Foreclosures hurt more than just those families who’ve lost their homes. They drag down the value of housing in entire neighborhoods.
And that’s bad news, too, for commercial real estate professionals. Real estate professionals want confident consumers. Consumers aren’t confident when the homes they own are declining in value.
Proof of foreclosure’s impact came earlier this month when RealtyTrac released its November 2013 U.S. residential and foreclosure sales report. According to this report, the median price of a distressed residential property — one either in foreclosure or owned by a bank — stood at $110,500 in November. That price is 39 percent lower than the median price of $181,500 for a non-distressed residential property.
Foreclosure properties have brought down the value of all residential properties. RealtyTrac says that the national median sales price of all residential properties across the United States — a figure that includes both distressed and non-distressed properties — came in at $169,000 in November. That’s up just 1 percent from October but 7 percent from November of 2012. This is the 19th straight month in which median home prices have risen on a year-over-year basis, according to RealtyTrac.

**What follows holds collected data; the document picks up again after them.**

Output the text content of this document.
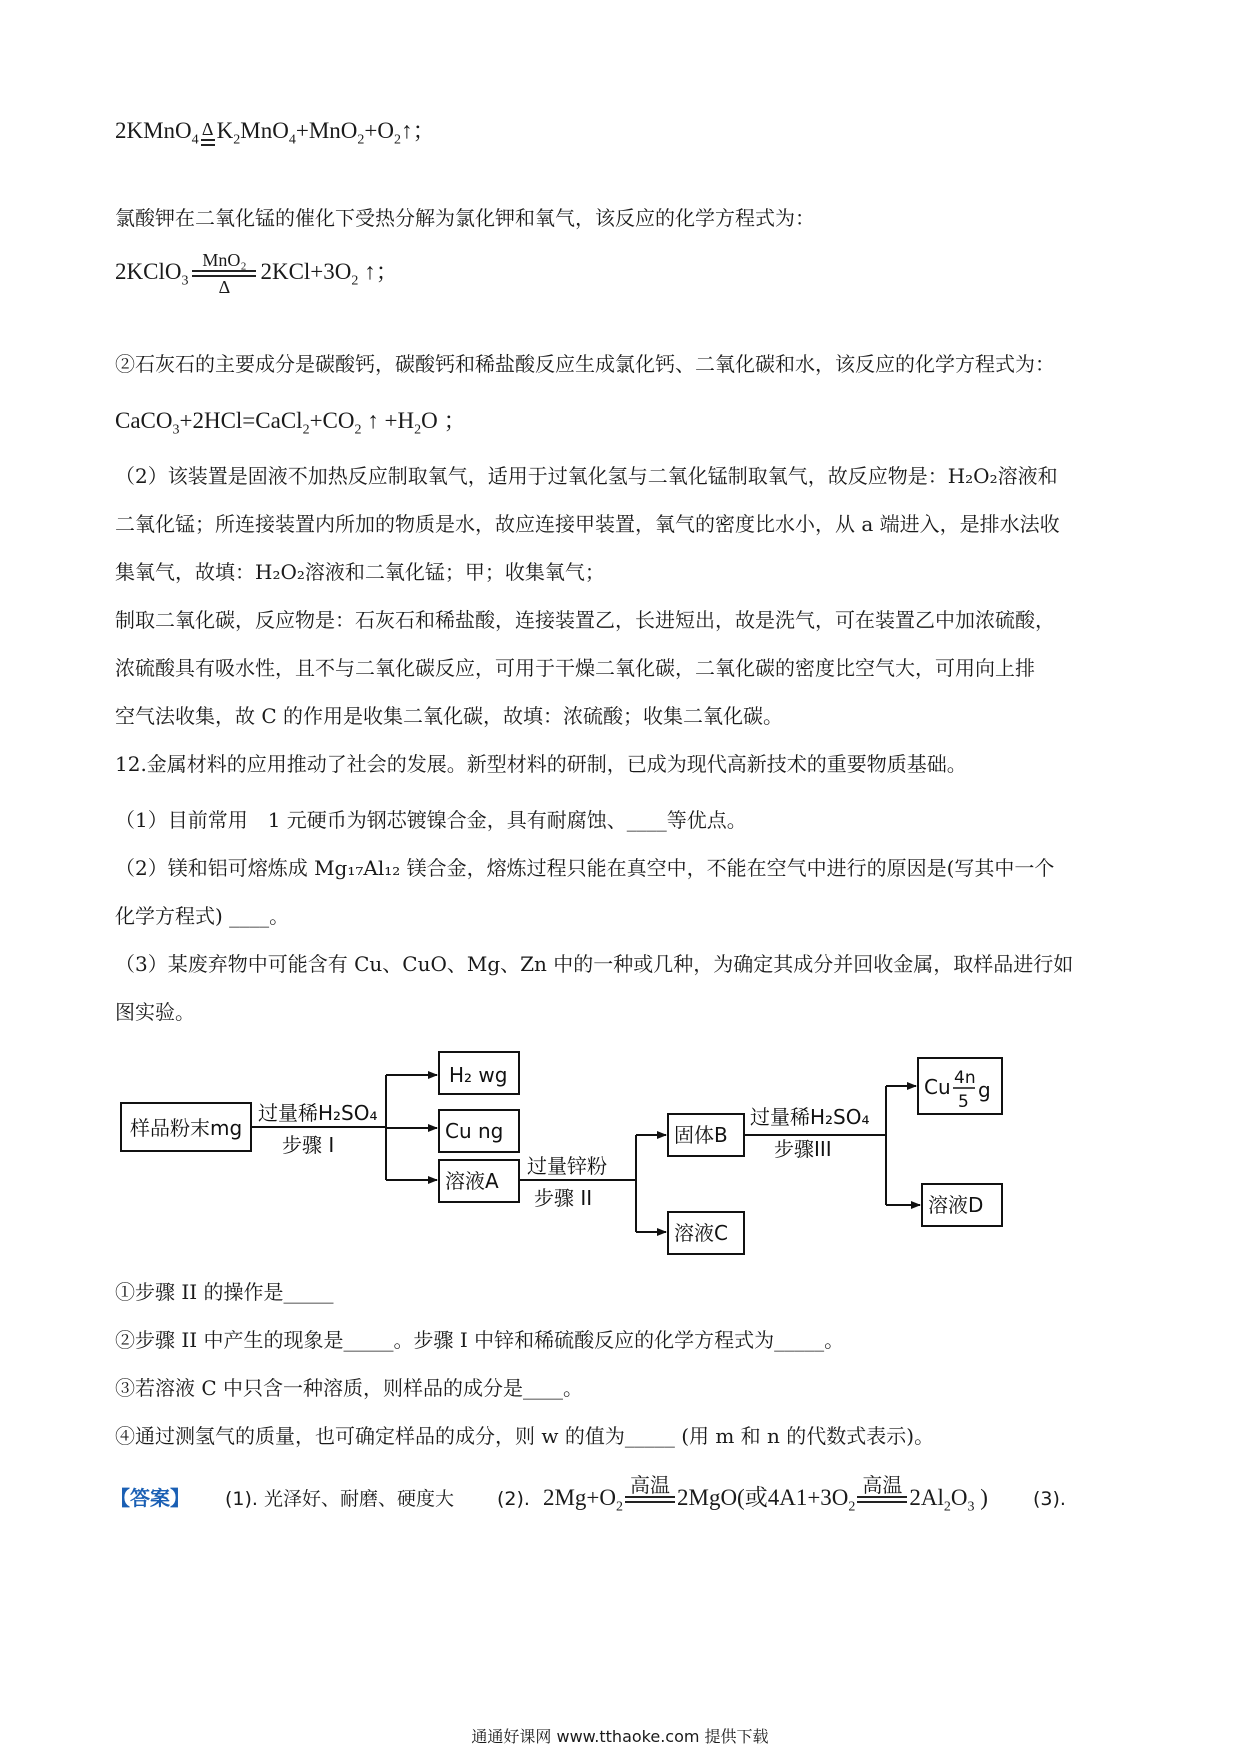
2KMnO$_4$
Δ $K_2MnO_4+MnO_2+O_2↑$；
氯酸钾在二氧化锰的催化下受热分解为氯化钾和氧气，该反应的化学方程式为：
2KClO$_3$
MnO₂
Δ
$2KCl+3O_2$ ↑；
②石灰石的主要成分是碳酸钙，碳酸钙和稀盐酸反应生成氯化钙、二氧化碳和水，该反应的化学方程式为：
$CaCO_3+2HCl=CaCl_2+CO_2$ ↑ $+H_2O$ ；
（2）该装置是固液不加热反应制取氧气，适用于过氧化氢与二氧化锰制取氧气，故反应物是：H₂O₂溶液和
二氧化锰；所连接装置内所加的物质是水，故应连接甲装置，氧气的密度比水小，从 a 端进入，是排水法收
集氧气，故填：H₂O₂溶液和二氧化锰；甲；收集氧气；
制取二氧化碳，反应物是：石灰石和稀盐酸，连接装置乙，长进短出，故是洗气，可在装置乙中加浓硫酸，
浓硫酸具有吸水性，且不与二氧化碳反应，可用于干燥二氧化碳，二氧化碳的密度比空气大，可用向上排
空气法收集，故 C 的作用是收集二氧化碳，故填：浓硫酸；收集二氧化碳。
12.金属材料的应用推动了社会的发展。新型材料的研制，已成为现代高新技术的重要物质基础。
（1）目前常用　1 元硬币为钢芯镀镍合金，具有耐腐蚀、____等优点。
（2）镁和铝可熔炼成 Mg₁₇Al₁₂ 镁合金，熔炼过程只能在真空中，不能在空气中进行的原因是(写其中一个
化学方程式) ____。
（3）某废弃物中可能含有 Cu、CuO、Mg、Zn 中的一种或几种，为确定其成分并回收金属，取样品进行如
图实验。
样品粉末mg
过量稀H₂SO₄
步骤 I
H₂ wg
Cu ng
溶液A
过量锌粉
步骤 II
固体B
溶液C
过量稀H₂SO₄
步骤III
Cu 4n
5 g
溶液D
①步骤 II 的操作是_____
②步骤 II 中产生的现象是_____。步骤 I 中锌和稀硫酸反应的化学方程式为_____。
③若溶液 C 中只含一种溶质，则样品的成分是____。
④通过测氢气的质量，也可确定样品的成分，则 w 的值为_____ (用 m 和 n 的代数式表示)。
【答案】 (1). 光泽好、耐磨、硬度大 (2). $2Mg+O_2$
高温
2MgO(或$4A1+3O_2$
高温
$2Al_2O_3$ ) (3).
通通好课网 www.tthaoke.com 提供下载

There were some other interesting facts from the RealtyTrac report. All-cash purchases accounted for 42 percent of all residential property sales in November, up from 38.8 percent in October. This is the highest level this figure has been at since RealtTrac began tracking all-cash purchases in January of 2011.

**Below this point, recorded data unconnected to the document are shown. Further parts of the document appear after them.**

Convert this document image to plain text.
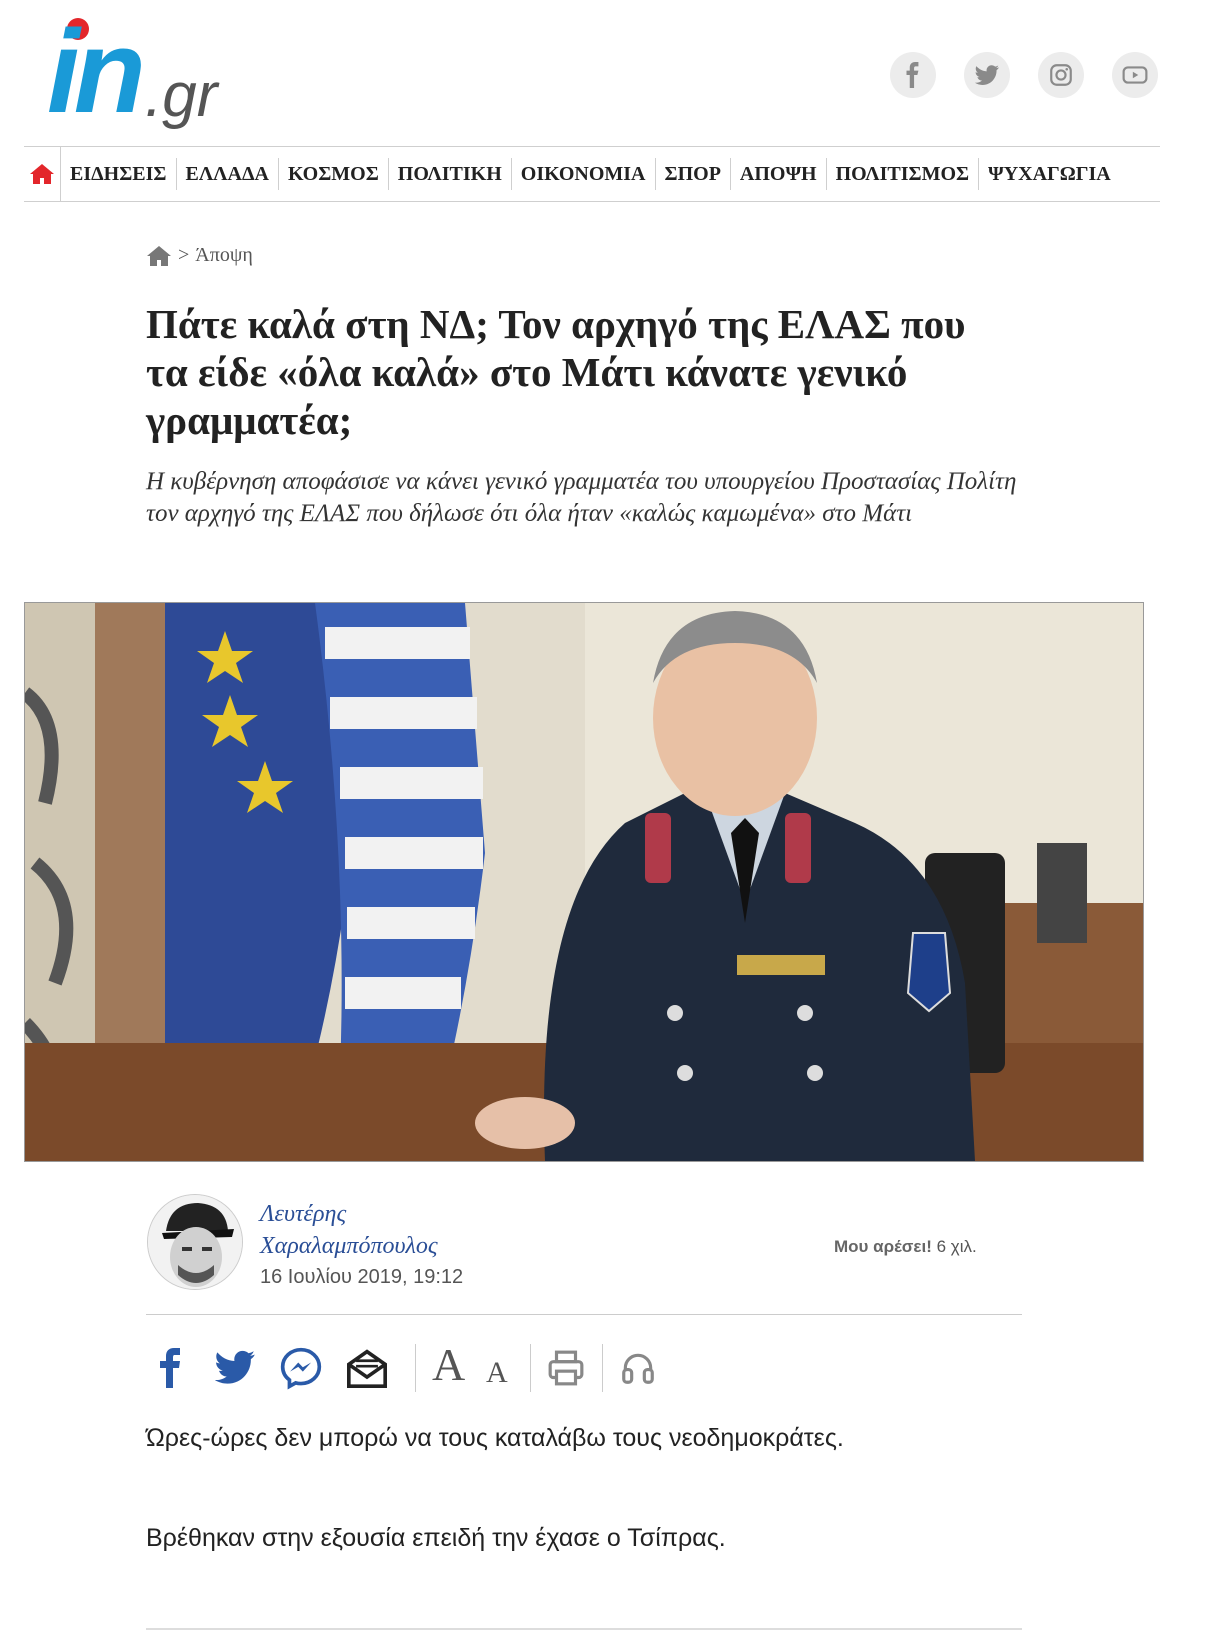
in .gr
ΕΙΔΗΣΕΙΣ ΕΛΛΑΔΑ ΚΟΣΜΟΣ ΠΟΛΙΤΙΚΗ ΟΙΚΟΝΟΜΙΑ ΣΠΟΡ ΑΠΟΨΗ ΠΟΛΙΤΙΣΜΟΣ ΨΥΧΑΓΩΓΙΑ
> Άποψη
Πάτε καλά στη ΝΔ; Τον αρχηγό της ΕΛΑΣ που τα είδε «όλα καλά» στο Μάτι κάνατε γενικό γραμματέα;

Η κυβέρνηση αποφάσισε να κάνει γενικό γραμματέα του υπουργείου Προστασίας Πολίτη τον αρχηγό της ΕΛΑΣ που δήλωσε ότι όλα ήταν «καλώς καμωμένα» στο Μάτι

Λευτέρης Χαραλαμπόπουλος
16 Ιουλίου 2019, 19:12
Μου αρέσει! 6 χιλ.
A A

Ώρες-ώρες δεν μπορώ να τους καταλάβω τους νεοδημοκράτες.

Βρέθηκαν στην εξουσία επειδή την έχασε ο Τσίπρας.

In the Midwest, Michigan led the way in this category with 49 percent of its residential sales being all-cash transactions.

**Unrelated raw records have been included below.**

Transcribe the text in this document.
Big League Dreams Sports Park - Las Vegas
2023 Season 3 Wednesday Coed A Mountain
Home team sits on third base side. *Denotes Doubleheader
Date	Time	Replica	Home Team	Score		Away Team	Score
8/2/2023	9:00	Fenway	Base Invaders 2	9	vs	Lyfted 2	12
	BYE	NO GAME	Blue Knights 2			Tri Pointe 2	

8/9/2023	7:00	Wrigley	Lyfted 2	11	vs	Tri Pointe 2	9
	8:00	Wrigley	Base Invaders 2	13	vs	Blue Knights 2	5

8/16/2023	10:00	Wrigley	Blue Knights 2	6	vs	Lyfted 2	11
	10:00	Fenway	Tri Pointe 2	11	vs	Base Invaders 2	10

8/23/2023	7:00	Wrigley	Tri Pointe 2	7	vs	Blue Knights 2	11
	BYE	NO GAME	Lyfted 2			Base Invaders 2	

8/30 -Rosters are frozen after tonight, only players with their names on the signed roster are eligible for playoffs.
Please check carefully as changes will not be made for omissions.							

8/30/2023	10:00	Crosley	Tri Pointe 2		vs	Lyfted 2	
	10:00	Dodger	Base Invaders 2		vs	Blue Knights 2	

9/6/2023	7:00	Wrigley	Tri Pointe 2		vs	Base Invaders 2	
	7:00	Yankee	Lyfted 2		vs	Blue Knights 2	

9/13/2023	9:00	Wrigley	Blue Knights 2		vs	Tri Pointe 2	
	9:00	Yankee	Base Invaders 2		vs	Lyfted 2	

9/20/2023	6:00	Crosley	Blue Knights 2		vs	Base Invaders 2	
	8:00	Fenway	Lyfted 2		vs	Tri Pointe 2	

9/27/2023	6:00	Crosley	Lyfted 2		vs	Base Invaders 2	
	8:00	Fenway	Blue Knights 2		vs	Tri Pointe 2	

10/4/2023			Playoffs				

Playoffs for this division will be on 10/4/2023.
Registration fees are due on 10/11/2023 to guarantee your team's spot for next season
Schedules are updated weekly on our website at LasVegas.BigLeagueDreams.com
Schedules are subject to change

The RealtyTrac report also found that institutional investor purchases represented 7.7 percent of all residential property sales in November, up from 6.3 percent a year ago. Columbus, Ohio, ranked as one of the markets with the highest share of institutional investor purchases.
Sales of bank-owned — or REO — homes accounted for 10 percent of all residential property sales in November, up from 9.4 percent during the same month one year earlier. Cleveland was one of the markets in which REO sales accounted for at least 20 percent of all sales.